El fotógrafo capta las imágenes
y después hay un proceso de selección
de las copias, para su inserción en planas.
La senda que transita esta foto es sencilla:
la capta el fotógrafo, llega a la redacción
por distintas vías, se revela y la copia
llega a manos del editor. Éste será
quien decida sobre su publicación o no
y las condiciones de esa aparición pública
de la imagen captada.
Ésta
tampoco es la única vía que da
pie a la inserción de fotos en prensa.
En otras ocasiones, la foto no es una imagen
fresca, como en el primer caso: se trata de una
copia que se ha tomado en una fecha anterior,
ha estado custodiada en el archivo del diario
y ahora se saca para ilustrar un texto.
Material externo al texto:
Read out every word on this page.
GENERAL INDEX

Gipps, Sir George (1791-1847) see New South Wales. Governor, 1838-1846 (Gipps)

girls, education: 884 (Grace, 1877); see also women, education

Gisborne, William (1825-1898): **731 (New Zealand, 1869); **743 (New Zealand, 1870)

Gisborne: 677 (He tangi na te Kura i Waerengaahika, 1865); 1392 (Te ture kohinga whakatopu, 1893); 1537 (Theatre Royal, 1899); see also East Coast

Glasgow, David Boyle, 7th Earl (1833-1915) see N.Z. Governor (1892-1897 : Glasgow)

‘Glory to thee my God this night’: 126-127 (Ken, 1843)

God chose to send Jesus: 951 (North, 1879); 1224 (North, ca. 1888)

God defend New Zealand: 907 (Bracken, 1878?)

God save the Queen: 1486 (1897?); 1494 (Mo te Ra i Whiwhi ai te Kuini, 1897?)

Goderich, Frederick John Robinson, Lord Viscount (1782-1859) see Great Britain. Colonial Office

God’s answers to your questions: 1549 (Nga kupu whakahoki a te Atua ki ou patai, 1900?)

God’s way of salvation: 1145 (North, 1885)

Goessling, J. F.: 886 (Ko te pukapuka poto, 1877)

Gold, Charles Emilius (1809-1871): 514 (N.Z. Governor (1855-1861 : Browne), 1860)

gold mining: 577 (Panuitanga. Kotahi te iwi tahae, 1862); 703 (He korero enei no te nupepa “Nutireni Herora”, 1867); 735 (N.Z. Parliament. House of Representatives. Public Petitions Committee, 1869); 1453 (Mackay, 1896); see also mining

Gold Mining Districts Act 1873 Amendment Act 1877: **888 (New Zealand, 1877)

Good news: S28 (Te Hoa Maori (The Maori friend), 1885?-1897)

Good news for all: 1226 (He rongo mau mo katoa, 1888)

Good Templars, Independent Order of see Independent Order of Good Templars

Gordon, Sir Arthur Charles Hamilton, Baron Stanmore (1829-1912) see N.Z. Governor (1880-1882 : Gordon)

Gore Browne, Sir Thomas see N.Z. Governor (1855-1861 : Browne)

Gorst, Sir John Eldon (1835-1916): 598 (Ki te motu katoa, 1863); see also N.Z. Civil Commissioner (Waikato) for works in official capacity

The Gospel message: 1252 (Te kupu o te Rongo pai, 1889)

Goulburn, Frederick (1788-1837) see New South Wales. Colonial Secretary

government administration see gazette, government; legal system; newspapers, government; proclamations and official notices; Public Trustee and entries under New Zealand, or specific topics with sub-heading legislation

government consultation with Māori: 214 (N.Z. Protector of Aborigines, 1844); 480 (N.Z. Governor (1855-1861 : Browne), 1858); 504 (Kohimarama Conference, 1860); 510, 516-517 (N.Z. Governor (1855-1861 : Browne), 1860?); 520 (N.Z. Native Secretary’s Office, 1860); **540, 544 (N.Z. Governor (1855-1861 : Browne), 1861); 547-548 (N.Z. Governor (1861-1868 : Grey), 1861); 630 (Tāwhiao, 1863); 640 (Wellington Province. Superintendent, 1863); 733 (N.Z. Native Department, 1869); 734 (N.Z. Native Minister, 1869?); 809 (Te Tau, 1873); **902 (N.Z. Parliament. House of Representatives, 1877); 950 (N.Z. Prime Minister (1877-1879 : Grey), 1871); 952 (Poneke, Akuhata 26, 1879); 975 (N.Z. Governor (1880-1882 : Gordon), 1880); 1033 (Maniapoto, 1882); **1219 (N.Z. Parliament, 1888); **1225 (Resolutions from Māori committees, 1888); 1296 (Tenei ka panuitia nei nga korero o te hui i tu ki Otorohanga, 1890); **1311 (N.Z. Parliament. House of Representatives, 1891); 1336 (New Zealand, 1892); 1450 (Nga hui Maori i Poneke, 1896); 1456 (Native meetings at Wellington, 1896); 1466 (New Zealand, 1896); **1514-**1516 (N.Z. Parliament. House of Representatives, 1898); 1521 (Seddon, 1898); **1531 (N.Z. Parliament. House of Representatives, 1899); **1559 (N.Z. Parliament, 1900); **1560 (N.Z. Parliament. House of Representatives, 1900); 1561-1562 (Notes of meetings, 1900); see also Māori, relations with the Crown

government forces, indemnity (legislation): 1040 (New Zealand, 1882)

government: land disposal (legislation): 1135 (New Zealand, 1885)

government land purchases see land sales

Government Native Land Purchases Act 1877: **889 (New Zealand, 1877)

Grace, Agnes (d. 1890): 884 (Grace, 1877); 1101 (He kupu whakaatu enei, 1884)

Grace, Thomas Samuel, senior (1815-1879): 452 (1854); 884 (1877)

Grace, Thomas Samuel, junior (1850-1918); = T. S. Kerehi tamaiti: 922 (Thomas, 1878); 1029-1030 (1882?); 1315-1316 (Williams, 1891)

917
El problema
se presenta cuando ese archivo, lejos de ser
tal, es un simple depósito o almacén
de fotos ya publicadas, muchas de ellas inservibles
y sin utilidad periodística, pero que
se guardan “por si acaso”. Ese “por
si acaso” muchas veces origina el error.
Fotos
con orígenes diferentes
Son dos, como se aprecia, las vías de
llegada de las fotos a las páginas de
los periódicos:
- En la primera,
el papel del fotógrafo se limita a captar
las imágenes. En muy pocas ocasiones
tiene audiencia en la toma de decisión
antes de publicarla. Como la foto hace poco
que se ha realizado, el fotógrafo puede
estar al tanto de su publicación e interesarse
por el mejor trato dado a su foto. Es aconsejable
que sea así y es respetuoso aceptar el
criterio del autor de la imagen captada.
- En la segunda
ocasión, el fotógrafo no tiene
oportunidad de conocer que su foto archivada
se va a publicar y se entera de esa decisión
cuando la imagen aparece publicada. Entonces,
a veces, pasa lo que pasa.
En los dos casos
se producen fallos serios que dañan la
imagen que el fotoperiodismo tiene ante el público.
Trataremos de
explicar los vicios existentes y las fórmulas
posibles para evitar semejantes defectos profesionales.
Un día
de viento en Barcelona, la cornisa que cayó
de un edificio acabó con la vida de una
persona que pasaba, una mujer. Al quedar esta
persona sin vida en el suelo, el viento le levantó
la falda, dejó al descubierto sus muslos
y hasta las bragas. El fotógrafo de prensa
que llegó al lugar sacó las imágenes
que su profesionalidad le indicó que eran
oportunas. Este fotógrafo ha de captar
el mayor número de instantáneas,
de todo tipo, limitado por detalles éticos
o morales; para empezar, ha de imperar el respeto
debido a la víctima, que nada puede hacer
para que no la fotografíen o para que
se publique una foto sin su consentimiento, foto
de la que tal vez ni está enterada de
su existencia.
El fotógrafo
capta lo que tiene delante de sus ojos y, en
principio, por hacerlo no incumple ninguna pauta
deontológico, siempre que respete ese
momento singular de intimidad de la persona accidentada.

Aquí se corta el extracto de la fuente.